Professor Montgomery’s research focuses on how to use advanced computational methods for core social science tasks including measurement, theory testing, and causal inference. Substantively, his research focus is on American politics and (more recently) social media.
I am an associate professor in the Department of Political Science at Washington University in St. Louis. chair of the political science track for the Division of Computational and Data Sciences, and Director of The American Social Survey for the Weidenbaum Center on the Economy, Government, and Public Policy.

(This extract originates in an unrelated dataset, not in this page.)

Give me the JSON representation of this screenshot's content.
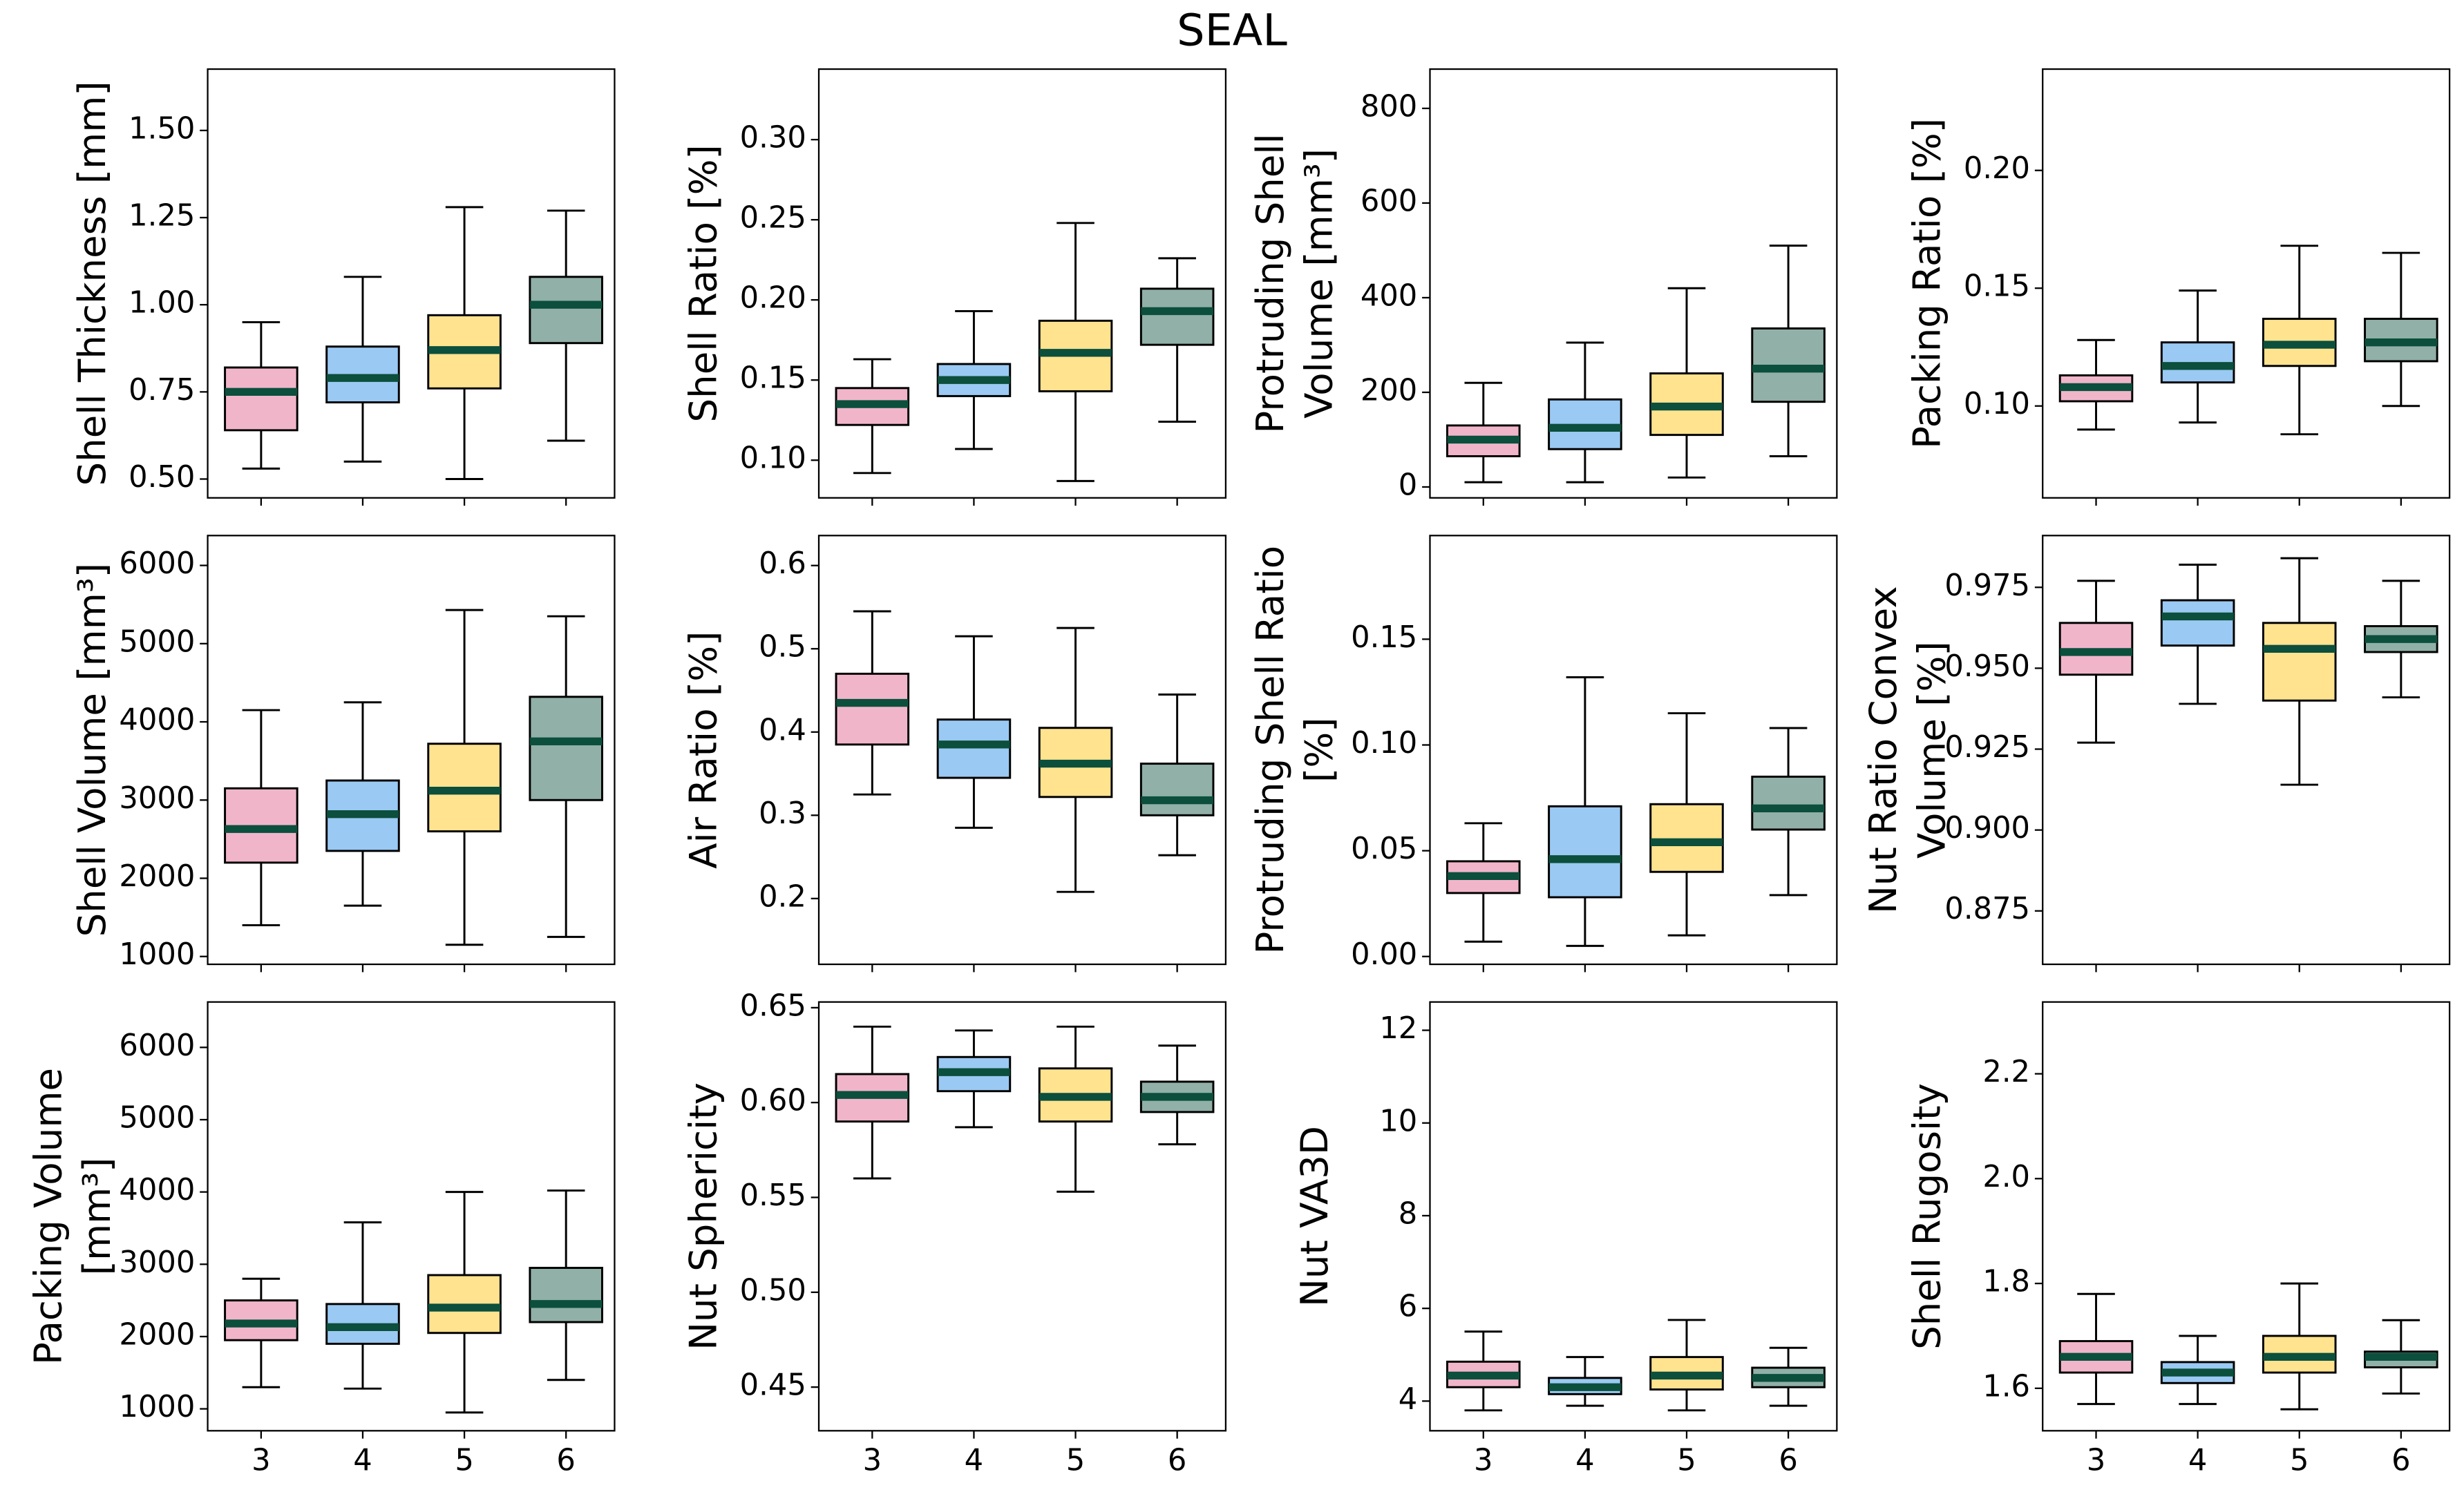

My research is in the areas of political methodology and American politics, with a special interest in measurement, network analysis, Bayesian statistics, and computational methods. My work has been published in many of the field’s leading journals—including the American Political Science Review, the American Journal of Political Science, Proceedings of the National Academy of Sciences, the Journal of Politics, and Political Analysis—and my work has received support from the National Science Foundation. In 2020, I was given the Emerging Scholar Award from The Society for Political Methodology, which honors a young researcher, within ten years of their degree, who is making notable contributions to the field.
My publications and working papers are listed here, and you can also access my curriculum vitae (linked above) and Google Scholar profile for additional information. I lead the (informal) Political Data Science Lab in the department.
My current projects include:
- Understanding the role of social media platforms in the political system including interventions to reduce belief in disinformation, platform regulation of political advertising, and political party usage of social media around the world.
- Improving measurement of latent concepts like ideology of personality using advanced computational methods such as topic models, supervised machine learning for texts, gaussian process latent trait models, and active learning.
- Improving best practices for causal inference including sequential experimental design and handling nonrandom attrition.
I graduated with a B.A. from Wake Forest University with majors in Political Science and Mathematical Economics. I earned an M.S. in Statistical Science as well as his Ph.D. (2011) in Political Science from Duke University.